Thursday, May 21, 2015

Ethics, Morality, and the Post-Modern Reality



We are living in challenging times!  Ours is a world that is as mystified and bamboozled as ever, especially in the realm of ethics and morality.  Almost on a daily basis we are overwhelmed by revelations of indiscretion with respect to the management of public and private entities, the handling of money, the hiring of persons, the exercise of one’s natural urge for sexual intercourse, the conceptualization and implementation of high-profile projects, and the use of the environment, inter alia.  There’s absolutely no country and no sector of life in any country that has not been affected at some time or the other.  It’s like the world is experiencing a crisis of morality.

Based on the goings on in the world, humanity might be saying via its actions that morality and ethics might just be irrelevant and onerous relics of our religious and superstitious past.  It seems that for them to have significance and power of attraction in our sophisticated and evolved contemporary context they have to be deconstructed, reconstructed, and remodeled.  In essence, morality and ethics have to die a natural death, if that has not happened already, and experience a resurrection in a world that rejects the possibility of resurrections.

The Enlightenment brought with it the spurious belief that reason was king, man was in charge of his destiny, and it would all turn out fine in the end with man as the driver of the vehicle of life as he taps into the innate potential and power of nature.  Since then, the world has reacted against any system of ideas and philosophy of life that looks beyond humanity to a greater entity or being that could inject some semblance of clarity and order to the ambiguity, chaos and apparent meaninglessness of life.  Today many champion optimism, relativism, pluralism, nihilism, hedonism and romanticism and have sacrificed traditional morality and ethical thinking on the altar of Enlightenment-driven human manifest destiny of self-rule. 

This cancer of selfism, humanism and anti-supernaturalism has suffused and infiltrated the entire human species in all its manifestations, dimensions, and spheres of existence.   Not even Christianity has been unaffected and untainted by this malignant melanoma.  Indeed, the church has had to face the embarrassment of injudiciousness, impulsiveness, and misconduct pertaining especially to money and sex.  What is it about these two realities that have animalized humanity and the church?  I am of the view that in the final analysis subliminal basal desire it at the “bottom” of it all.  Humanity thinks it is enthroned, but uncontrolled desire is in charge.

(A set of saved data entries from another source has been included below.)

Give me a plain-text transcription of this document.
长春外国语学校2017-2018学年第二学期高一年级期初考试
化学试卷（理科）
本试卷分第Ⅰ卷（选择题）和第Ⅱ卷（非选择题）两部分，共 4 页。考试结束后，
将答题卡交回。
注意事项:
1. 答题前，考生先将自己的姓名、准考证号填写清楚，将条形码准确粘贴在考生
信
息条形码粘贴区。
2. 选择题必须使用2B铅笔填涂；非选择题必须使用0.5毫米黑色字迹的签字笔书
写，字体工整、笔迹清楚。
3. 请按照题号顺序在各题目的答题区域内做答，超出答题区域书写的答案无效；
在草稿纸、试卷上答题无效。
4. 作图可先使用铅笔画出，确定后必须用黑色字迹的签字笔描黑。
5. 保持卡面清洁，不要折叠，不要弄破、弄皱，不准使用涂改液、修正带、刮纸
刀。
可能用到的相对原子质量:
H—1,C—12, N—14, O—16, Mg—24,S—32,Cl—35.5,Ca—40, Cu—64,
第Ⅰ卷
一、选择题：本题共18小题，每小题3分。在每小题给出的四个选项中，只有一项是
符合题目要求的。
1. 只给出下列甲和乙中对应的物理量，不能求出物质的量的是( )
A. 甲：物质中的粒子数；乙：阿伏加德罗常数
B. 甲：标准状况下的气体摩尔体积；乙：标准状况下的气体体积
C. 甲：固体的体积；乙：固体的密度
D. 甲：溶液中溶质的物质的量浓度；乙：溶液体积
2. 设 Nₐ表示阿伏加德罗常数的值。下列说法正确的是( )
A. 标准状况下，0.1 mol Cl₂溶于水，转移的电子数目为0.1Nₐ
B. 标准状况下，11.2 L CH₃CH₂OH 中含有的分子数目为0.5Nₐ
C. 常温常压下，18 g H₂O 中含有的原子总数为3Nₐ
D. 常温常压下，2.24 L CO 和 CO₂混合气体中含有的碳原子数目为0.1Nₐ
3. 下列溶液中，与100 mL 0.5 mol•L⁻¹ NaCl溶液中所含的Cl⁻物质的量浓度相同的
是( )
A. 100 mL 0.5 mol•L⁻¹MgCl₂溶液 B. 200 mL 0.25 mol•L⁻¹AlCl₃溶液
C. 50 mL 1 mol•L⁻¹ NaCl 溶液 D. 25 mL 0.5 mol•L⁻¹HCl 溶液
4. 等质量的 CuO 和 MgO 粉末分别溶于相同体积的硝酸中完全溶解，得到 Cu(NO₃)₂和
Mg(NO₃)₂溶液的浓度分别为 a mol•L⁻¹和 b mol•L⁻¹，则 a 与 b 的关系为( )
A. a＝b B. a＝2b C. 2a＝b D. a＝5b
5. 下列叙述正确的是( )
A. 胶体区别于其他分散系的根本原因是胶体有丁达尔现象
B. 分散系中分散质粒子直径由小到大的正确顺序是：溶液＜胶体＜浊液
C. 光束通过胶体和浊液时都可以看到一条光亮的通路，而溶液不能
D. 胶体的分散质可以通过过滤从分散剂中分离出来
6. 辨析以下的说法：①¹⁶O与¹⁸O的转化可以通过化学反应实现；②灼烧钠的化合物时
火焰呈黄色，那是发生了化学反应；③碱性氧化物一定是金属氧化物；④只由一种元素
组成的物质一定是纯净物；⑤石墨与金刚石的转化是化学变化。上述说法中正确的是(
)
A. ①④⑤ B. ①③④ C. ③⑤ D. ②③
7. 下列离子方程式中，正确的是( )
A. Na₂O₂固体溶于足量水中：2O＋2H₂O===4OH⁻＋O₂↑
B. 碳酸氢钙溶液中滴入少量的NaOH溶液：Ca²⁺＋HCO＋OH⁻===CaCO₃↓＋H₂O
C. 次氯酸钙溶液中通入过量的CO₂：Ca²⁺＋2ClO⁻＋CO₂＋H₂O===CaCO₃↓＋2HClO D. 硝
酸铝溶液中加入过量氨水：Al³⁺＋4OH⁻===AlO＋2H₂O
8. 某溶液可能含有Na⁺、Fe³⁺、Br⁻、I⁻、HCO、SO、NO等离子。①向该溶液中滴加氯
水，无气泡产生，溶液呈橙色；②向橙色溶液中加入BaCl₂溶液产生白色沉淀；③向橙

If there is no external authority to whom or which we are accountable and who or which has the power and expertise to help us control this potentially destructive desire, then we are all doomed.  In a world in which desire is emperor and its children, such as hedonism, antinomianism, relativism, and pluralism, are princes and princesses, pandemonium, bewilderment, hopelessness, meaninglessness, and despair are ultimately the terrorists and enemies of us all.  Constitutions, laws, legal provisions, and international protocols have no significance because they have been generated by the same beings who are laws unto themselves.

What should the human community on earth do then?  Should we just open the floodgates of desire and embrace whatever consequences, since we have demonstrated fantastic tenacity and resilience in the face of self-destruction?  Or should we again look beyond ourselves to that which is external, although it cannot be explained by and subject to our established categories of being and non-being?  I would suggest that since the former has gotten us nowhere, the latter is more likely the panacea for the moral maladies of human life on this planet.